Viacom, says Muoio — who owns between 250,000 and 300,000 shares of the company across various stock classes — should try to build on the progress it has made in working with advertisers on ideas based on digital metrics. “You’d like to see them get to the point where domestic ad revenue is going up, and I think they’re on the right track to that,” he says.

Another prominent shareholder thinks the trick to engineering a new combination of CBS and Viacom is for the Redstones to find a fresh way to incentivize Moonves. In 1985, famed investor Warren Buffet helped Capital Cities pull off an acquisition of the much larger ABC television network, then agreed as part of the deal to vote with
management for 11 years, so long as one of the two top executives, Thomas S. Murphy and Daniel B. Burke, remained in charge. Mario Gabelli, who holds a prominent position in Viacom through his Gamco Investors, thinks the Redstones should do the same with Moonves.

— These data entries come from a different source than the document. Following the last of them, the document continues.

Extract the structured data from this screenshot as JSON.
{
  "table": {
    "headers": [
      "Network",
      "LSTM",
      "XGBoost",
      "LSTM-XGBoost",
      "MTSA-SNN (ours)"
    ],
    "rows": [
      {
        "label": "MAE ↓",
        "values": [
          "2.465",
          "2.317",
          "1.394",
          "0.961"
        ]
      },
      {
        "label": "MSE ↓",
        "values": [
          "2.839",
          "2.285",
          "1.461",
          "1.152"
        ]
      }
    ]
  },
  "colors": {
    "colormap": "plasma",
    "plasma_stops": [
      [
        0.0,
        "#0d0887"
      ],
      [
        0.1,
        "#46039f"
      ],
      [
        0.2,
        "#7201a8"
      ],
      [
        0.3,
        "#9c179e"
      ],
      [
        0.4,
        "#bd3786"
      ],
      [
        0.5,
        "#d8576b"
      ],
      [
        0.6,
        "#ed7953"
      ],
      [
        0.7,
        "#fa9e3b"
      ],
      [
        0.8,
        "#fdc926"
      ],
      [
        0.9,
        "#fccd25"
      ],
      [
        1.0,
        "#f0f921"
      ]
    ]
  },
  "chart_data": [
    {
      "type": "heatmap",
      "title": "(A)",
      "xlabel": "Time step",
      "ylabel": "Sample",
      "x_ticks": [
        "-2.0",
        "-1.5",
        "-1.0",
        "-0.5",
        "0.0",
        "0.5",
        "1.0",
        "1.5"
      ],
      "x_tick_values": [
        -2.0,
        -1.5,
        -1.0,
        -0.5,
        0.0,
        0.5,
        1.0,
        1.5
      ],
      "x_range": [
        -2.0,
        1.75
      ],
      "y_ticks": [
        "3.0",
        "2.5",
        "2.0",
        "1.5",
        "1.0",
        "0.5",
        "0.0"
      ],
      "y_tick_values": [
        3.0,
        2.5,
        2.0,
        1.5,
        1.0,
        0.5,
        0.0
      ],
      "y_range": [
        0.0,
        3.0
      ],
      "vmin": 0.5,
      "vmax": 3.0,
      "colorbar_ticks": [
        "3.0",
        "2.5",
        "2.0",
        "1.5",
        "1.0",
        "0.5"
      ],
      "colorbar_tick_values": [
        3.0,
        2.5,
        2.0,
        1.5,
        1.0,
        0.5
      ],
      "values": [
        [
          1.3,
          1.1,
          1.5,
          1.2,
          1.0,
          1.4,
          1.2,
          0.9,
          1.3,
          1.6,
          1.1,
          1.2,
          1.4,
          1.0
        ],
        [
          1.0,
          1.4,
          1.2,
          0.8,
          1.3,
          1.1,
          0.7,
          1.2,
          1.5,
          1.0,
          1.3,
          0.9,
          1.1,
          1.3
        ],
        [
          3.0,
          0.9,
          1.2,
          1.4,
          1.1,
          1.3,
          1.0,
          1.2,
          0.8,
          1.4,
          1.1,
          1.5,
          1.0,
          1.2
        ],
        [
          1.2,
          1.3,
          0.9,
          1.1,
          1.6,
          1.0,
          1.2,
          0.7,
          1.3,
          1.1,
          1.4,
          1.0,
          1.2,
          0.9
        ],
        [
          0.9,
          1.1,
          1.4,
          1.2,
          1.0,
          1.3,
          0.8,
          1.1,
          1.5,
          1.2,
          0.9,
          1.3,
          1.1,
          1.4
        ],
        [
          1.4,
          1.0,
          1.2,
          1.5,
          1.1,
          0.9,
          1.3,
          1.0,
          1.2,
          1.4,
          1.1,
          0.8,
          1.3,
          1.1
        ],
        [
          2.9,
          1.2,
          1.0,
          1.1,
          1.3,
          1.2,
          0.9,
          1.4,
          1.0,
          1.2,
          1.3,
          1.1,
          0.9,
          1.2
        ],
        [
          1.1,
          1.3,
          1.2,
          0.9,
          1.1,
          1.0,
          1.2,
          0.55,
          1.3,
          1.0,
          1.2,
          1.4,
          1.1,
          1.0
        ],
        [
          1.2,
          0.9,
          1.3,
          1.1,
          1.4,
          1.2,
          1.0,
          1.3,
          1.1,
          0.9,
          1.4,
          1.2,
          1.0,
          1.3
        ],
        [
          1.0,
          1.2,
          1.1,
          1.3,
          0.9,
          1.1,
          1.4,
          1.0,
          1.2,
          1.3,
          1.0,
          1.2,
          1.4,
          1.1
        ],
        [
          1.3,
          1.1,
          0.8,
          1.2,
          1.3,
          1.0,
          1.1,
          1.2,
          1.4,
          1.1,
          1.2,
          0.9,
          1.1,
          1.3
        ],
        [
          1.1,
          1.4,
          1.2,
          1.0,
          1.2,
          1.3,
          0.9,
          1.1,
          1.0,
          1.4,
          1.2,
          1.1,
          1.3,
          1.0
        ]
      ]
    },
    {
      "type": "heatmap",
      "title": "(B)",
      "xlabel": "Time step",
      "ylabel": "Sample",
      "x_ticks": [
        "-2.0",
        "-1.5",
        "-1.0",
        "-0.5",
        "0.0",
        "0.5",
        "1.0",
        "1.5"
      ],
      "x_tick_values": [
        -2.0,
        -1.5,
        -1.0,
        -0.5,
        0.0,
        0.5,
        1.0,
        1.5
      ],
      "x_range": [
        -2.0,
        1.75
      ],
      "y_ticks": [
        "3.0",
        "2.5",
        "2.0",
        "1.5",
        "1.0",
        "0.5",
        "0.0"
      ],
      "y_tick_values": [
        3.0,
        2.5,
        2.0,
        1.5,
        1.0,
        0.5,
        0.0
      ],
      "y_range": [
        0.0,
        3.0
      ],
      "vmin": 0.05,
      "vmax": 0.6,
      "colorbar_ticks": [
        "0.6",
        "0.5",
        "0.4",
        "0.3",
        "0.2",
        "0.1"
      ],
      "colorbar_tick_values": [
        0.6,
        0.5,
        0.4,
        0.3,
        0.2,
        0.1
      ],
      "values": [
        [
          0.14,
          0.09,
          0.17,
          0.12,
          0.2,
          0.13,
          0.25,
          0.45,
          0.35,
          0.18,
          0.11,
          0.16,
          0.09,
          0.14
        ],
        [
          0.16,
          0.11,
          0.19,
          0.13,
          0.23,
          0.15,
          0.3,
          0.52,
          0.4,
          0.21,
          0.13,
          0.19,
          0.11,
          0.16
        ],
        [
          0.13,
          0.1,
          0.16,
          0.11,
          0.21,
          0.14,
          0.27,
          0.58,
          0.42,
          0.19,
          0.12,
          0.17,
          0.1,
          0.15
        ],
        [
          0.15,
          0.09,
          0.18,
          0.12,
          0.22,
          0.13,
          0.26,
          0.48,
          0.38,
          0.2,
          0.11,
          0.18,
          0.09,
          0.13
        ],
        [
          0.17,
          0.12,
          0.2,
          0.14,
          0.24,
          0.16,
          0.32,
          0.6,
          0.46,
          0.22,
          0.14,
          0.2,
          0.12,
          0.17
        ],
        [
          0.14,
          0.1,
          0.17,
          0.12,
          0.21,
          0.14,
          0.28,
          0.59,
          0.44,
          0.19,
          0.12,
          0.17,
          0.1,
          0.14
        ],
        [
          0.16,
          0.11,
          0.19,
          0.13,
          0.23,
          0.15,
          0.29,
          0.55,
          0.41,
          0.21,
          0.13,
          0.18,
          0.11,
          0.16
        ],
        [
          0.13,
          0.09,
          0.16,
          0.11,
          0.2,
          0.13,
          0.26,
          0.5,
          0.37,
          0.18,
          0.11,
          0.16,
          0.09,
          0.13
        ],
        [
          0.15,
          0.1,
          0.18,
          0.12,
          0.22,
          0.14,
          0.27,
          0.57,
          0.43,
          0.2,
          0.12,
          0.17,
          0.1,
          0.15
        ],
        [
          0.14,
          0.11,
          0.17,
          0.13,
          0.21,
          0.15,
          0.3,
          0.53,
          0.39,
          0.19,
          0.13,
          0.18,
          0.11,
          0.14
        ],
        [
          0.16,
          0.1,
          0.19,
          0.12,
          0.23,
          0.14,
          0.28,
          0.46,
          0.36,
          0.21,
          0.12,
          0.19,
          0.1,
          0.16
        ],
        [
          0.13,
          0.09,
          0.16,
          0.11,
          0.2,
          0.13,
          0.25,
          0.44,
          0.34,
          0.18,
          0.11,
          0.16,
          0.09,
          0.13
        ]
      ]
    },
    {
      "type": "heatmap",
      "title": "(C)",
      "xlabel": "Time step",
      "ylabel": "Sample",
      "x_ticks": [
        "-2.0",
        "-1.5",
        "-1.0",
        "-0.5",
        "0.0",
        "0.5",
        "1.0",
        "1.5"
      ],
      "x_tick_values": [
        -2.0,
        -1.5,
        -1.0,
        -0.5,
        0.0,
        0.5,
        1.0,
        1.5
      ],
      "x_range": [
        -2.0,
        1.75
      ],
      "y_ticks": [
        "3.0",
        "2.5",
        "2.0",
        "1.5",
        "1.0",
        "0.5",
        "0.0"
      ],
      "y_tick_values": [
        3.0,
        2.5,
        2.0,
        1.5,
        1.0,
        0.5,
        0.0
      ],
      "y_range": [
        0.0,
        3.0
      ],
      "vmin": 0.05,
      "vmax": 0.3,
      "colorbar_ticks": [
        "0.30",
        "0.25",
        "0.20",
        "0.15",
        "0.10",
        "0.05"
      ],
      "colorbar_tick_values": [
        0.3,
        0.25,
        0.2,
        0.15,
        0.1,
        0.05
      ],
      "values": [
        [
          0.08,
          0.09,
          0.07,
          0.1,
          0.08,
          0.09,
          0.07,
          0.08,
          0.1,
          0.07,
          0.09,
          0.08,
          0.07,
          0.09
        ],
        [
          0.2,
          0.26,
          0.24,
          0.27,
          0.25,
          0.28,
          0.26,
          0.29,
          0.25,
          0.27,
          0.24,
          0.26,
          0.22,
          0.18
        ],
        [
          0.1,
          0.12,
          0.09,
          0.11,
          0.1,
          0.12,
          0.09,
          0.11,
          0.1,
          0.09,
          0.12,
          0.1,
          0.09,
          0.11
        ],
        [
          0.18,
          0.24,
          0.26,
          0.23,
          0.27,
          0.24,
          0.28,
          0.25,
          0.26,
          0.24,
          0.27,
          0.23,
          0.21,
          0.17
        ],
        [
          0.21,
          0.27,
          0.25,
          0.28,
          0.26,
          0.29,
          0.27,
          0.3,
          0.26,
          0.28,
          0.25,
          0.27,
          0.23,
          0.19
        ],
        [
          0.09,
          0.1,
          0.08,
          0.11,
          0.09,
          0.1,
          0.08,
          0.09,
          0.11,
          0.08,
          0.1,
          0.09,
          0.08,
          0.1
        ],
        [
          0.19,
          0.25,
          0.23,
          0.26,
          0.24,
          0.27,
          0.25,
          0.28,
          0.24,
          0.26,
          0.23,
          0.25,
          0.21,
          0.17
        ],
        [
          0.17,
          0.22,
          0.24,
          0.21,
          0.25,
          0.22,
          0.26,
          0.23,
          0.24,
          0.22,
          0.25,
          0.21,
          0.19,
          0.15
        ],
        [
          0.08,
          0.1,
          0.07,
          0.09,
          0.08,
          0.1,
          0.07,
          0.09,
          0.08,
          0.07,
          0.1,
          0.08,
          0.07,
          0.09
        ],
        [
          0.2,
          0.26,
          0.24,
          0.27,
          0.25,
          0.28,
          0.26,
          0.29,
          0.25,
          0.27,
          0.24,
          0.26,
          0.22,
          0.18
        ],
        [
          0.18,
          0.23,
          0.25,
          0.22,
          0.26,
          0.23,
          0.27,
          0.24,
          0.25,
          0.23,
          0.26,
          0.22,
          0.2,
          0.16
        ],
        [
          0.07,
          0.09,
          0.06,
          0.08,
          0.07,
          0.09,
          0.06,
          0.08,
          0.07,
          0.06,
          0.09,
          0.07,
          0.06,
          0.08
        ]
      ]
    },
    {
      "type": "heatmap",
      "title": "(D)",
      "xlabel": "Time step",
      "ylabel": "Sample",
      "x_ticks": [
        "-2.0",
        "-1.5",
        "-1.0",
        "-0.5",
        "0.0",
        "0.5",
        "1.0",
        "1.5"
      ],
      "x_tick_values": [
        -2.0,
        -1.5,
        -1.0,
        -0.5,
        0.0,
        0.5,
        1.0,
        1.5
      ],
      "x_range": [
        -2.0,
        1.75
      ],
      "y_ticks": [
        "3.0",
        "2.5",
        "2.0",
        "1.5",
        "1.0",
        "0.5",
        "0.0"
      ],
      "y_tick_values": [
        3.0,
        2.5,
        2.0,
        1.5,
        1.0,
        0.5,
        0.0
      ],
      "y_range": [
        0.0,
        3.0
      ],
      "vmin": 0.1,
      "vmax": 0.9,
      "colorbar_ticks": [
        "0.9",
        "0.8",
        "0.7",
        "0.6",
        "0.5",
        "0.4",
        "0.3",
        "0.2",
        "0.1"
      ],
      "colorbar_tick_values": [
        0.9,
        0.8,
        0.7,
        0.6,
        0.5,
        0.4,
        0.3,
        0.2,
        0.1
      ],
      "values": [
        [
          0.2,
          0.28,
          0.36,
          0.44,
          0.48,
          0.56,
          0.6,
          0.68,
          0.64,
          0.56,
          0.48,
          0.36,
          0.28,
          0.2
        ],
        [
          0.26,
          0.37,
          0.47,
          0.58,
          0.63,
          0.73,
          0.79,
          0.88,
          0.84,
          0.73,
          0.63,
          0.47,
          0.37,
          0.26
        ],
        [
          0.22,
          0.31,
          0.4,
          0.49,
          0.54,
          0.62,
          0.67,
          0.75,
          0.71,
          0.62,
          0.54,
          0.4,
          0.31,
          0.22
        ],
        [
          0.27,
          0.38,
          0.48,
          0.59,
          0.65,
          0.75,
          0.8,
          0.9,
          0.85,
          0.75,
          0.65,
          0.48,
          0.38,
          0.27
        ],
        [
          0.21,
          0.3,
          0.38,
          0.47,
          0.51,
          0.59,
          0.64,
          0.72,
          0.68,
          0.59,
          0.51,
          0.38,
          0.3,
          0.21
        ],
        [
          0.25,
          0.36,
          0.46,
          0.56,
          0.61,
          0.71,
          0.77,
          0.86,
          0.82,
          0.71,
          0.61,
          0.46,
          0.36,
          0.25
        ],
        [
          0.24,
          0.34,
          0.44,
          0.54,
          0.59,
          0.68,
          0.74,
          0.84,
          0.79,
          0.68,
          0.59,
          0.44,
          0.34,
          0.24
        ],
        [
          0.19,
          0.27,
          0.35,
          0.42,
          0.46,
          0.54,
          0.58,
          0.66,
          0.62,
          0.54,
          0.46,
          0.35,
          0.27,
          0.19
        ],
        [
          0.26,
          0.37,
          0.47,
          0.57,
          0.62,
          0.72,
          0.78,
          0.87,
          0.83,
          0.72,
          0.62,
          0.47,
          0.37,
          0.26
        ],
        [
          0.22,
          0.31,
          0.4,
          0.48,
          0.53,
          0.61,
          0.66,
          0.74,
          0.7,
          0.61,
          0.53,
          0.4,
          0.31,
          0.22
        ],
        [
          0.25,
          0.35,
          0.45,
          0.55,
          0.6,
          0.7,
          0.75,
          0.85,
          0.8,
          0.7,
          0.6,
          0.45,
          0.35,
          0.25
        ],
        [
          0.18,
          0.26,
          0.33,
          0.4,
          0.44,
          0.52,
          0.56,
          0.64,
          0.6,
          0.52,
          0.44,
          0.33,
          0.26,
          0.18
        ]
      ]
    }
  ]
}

“You could give over control and say, ‘Go do what’s necessary to take this into the digital world,’” Gabelli says.

People frothing at the mouth to see CBS and Viacom combine anew might also consider the fact that Sumner Redstone was dissatisfied with the merger just six years after making it. Whether the new digital economics of the business warrant testing the idea again is something Viacom’s new managers will have to assess in weeks to come.